La décision d’Isabelle Pandazopoulos Gallimard, collection Scripto, 2013

Publié le 18 Août 2014

La décision d’Isabelle Pandazopoulos  Gallimard, collection Scripto, 2013

L’intérêt pris à la lecture de ce roman tient à la structure et au rythme du récit : une succession de narrateurs raconte. Chacun prend la parole dans une urgence et déploie l’histoire. Chacun est habité par l’événement majeur dont la révélation est retardée, il advient au deuxième chapitre, le proviseur du lycée annonce : Cette petite chose qu’elle avait sur son ventre.
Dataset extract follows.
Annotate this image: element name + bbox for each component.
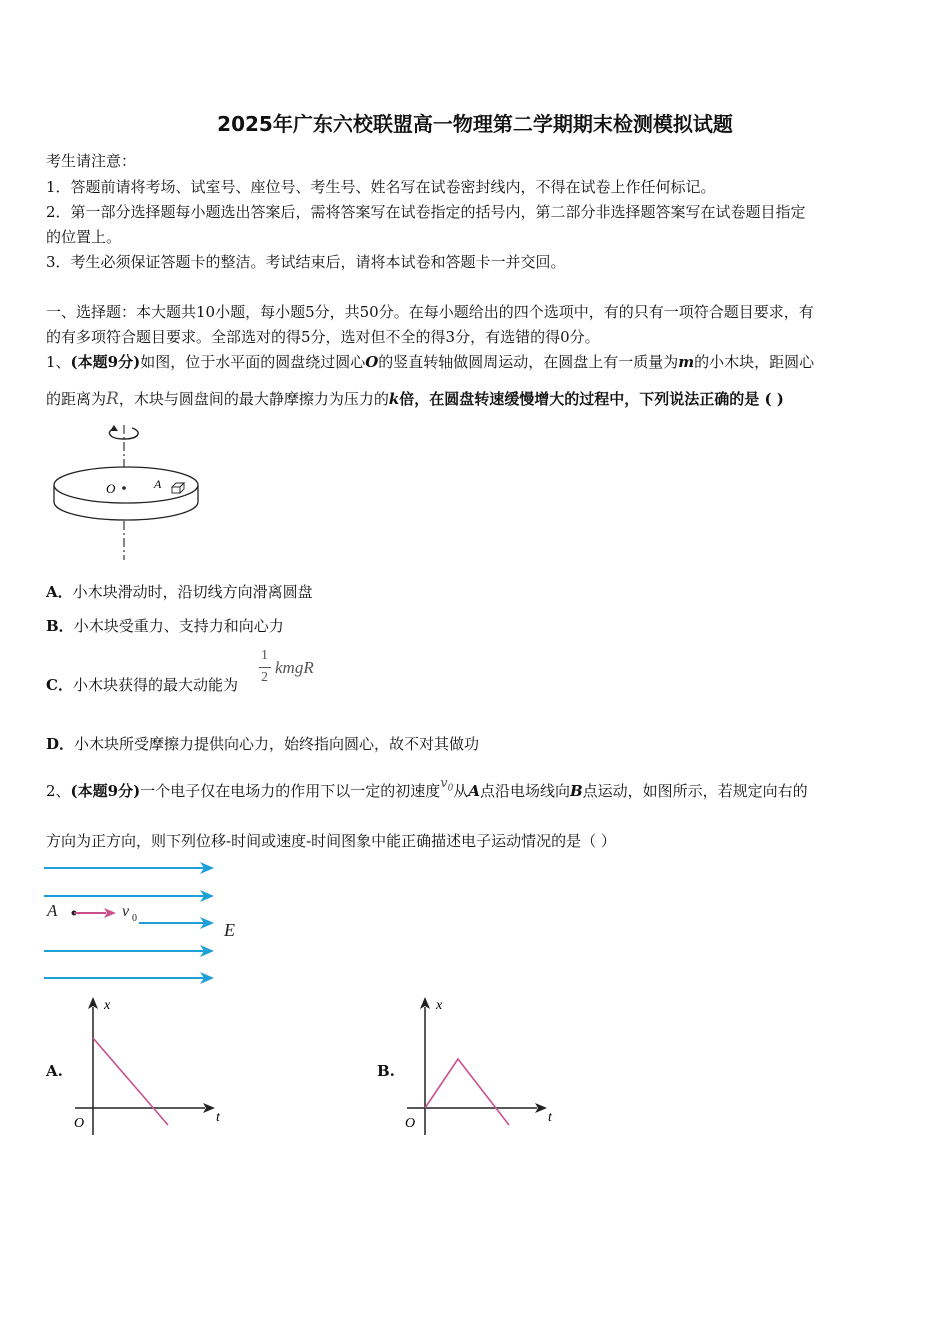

Un bébé. Le fil qui relie les personnages d’un chapitre à l’autre : la stupéfaction. L‘obstétricien, la psychologue, la mère, le père, l’ami, l’éducatrice et Louise. Louise, élève de Terminale, qui un matin au lycée se sent prise d’un malaise, accourt aux toilettes et donne naissance à un bébé dont elle ignorait l’existence en elle.

Le récit est chronologique, deux retours en arrière sont nécessaires à Louise pour tenter de comprendre l’histoire.

C’est l’écriture qui donne le rythme : retarder le moment de dire, accélérer les dialogues, les interrompre, saccader les souvenirs, étirer le temps de l’incompréhension…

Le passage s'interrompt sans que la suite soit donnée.